Devamlı olarak Şamahı’da yaşayan Abbas Sehet, 1899-1917 yılları arasında kentin kültür hayatında önemli rol oynadı. Onun en yakın arkadaşlarından biri, Mirze Elekber Sâbir (1862-1911) idi. Sâbir’in ölümünden sonra Sehhet, onun ayrı-ayrı gazete ve mecmualarda yayınlanmış şiirlerini toplayarak 1912 ve 1914’te "Hophopnâme" adı altında kitap halinde yayınlattı. Bunun yanı sıra Sâbir’in şahsiyyeti ve sanatkârlığı üzerine değerli makaleler yazdı.
1917 ve 1918’de Bolşeviklerin ve Şaumyan’ın önderliğiyle, Ermenilerin Şamahı’da gerçekleştirdikleri talan ve vahşetlerden sonra her şeyini kaybeden Sehhet, ailesi ve binlerce Âzerî-Türk göçmenle birlikde evvelce Kürdemir’e, daha sonra ise Gence’ye çekilmek zorunda kaldı. 1918’de şair Gence hastahanesinde felç hastalığından öldü ve Gence mezarlığında toprağa verildi.
"Meslekim tercümeyi halimdir, Lütfi hak gayeyi- amalımdır" diyerek, sanatçı şahsiyyeti ile sanat gayesini özdeşleştiren Sehhet, XX. yy.

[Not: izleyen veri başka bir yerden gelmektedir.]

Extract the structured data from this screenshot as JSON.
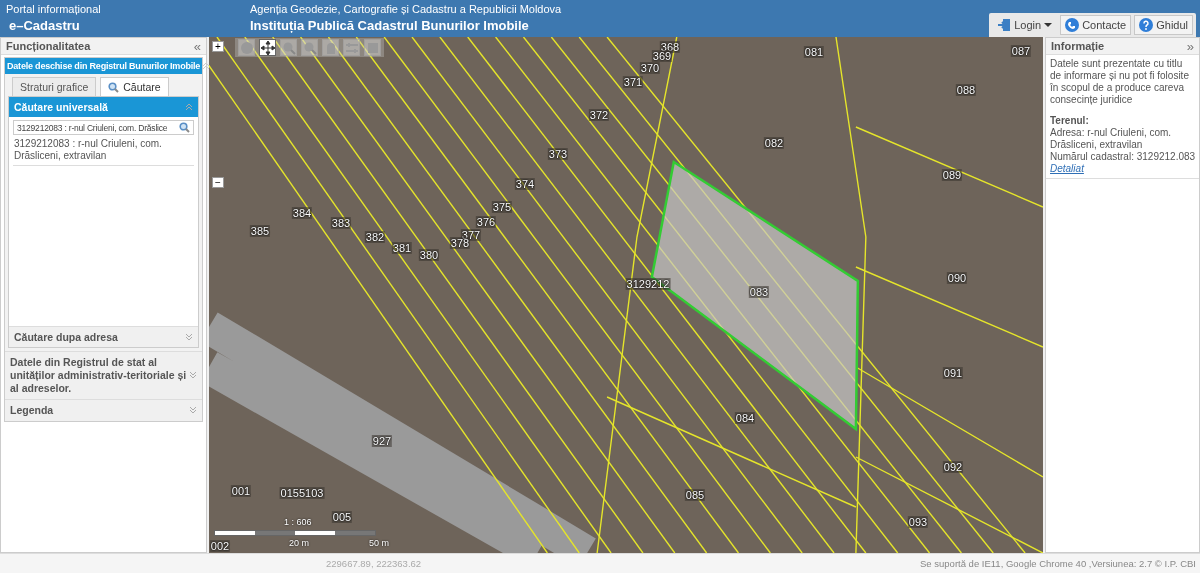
{
  "header": {
    "portal": "Portal informațional",
    "app_name": "e–Cadastru",
    "agency": "Agenția Geodezie, Cartografie și Cadastru a Republicii Moldova",
    "institution": "Instituția Publică Cadastrul Bunurilor Imobile"
  },
  "top_buttons": [
    {
      "label": "Login",
      "kind": "login"
    },
    {
      "label": "Contacte",
      "kind": "contact"
    },
    {
      "label": "Ghidul",
      "kind": "help"
    }
  ],
  "sidebar": {
    "title": "Funcționalitatea",
    "collapse": "«",
    "panel": {
      "title": "Datele deschise din Registrul Bunurilor Imobile",
      "expanded": true,
      "tabs": [
        {
          "label": "Straturi grafice",
          "selected": false
        },
        {
          "label": "Căutare",
          "selected": true
        }
      ],
      "sections": [
        {
          "title": "Căutare universală",
          "expanded": true,
          "search_value": "3129212083 : r-nul Criuleni, com. Drăslice",
          "results": [
            "3129212083 : r-nul Criuleni, com. Drăsliceni, extravilan"
          ]
        },
        {
          "title": "Căutare dupa adresa",
          "expanded": false
        }
      ]
    },
    "other_panels": [
      {
        "title": "Datele din Registrul de stat al unităților administrativ-teritoriale și al adreselor.",
        "expanded": false
      },
      {
        "title": "Legenda",
        "expanded": false
      }
    ]
  },
  "map": {
    "zoom_in": "+",
    "zoom_out": "−",
    "tools": [
      {
        "kind": "globe",
        "selected": false
      },
      {
        "kind": "pan",
        "selected": true
      },
      {
        "kind": "zoomin",
        "selected": false
      },
      {
        "kind": "zoomout",
        "selected": false
      },
      {
        "kind": "info",
        "selected": false
      },
      {
        "kind": "measure",
        "selected": false
      },
      {
        "kind": "print",
        "selected": false
      }
    ],
    "parcel_labels": [
      "368",
      "369",
      "370",
      "371",
      "372",
      "373",
      "374",
      "375",
      "376",
      "377",
      "378",
      "380",
      "381",
      "382",
      "383",
      "384",
      "385",
      "081",
      "087",
      "088",
      "082",
      "089",
      "083",
      "090",
      "091",
      "084",
      "092",
      "085",
      "093",
      "927",
      "001",
      "002",
      "005",
      "3129212",
      "0155103"
    ],
    "scale": {
      "ratio": "1 : 606",
      "mid": "20 m",
      "end": "50 m"
    }
  },
  "info_panel": {
    "title": "Informație",
    "collapse": "»",
    "notice": "Datele sunt prezentate cu titlu de informare și nu pot fi folosite în scopul de a produce careva consecințe juridice",
    "section_title": "Terenul:",
    "address": "Adresa: r-nul Criuleni, com. Drăsliceni, extravilan",
    "cadastral": "Numărul cadastral: 3129212.083",
    "details_link": "Detaliat"
  },
  "status_bar": {
    "coordinates": "229667.89, 222363.62",
    "support": "Se suportă de IE11, Google Chrome 40 ,Versiunea: 2.7 © I.P. CBI"
  }
}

Azerbaycan şiirinin yenileşmesinde, onun çağdaşlık, Türkçülük ve millîyyetçilik duygularıyla zenginleşmesinde önemli rol oynadı.
Eserleri: Yoxsulluq Eyib Deyil, Bakı, 1912; Neft Fantanı, Bakı, 1912 Meğrib Güneşleri, I-II hisse, Bakı, 1912; Sınıq Saz, Bakı, 1912; Cehalet Semeresi Yahut Bir Yetimin Xoşbextliyi, Bakı, 1914; Müntexabat, Bakı, 1928; Eserleri, Bakı, 1935; Seçilmiş Eserleri, 1938; Seçilmiş Eserleri, Bakı, 1950; Eserleri, 2 cildde, I-II c. Bakı, 1975-1976.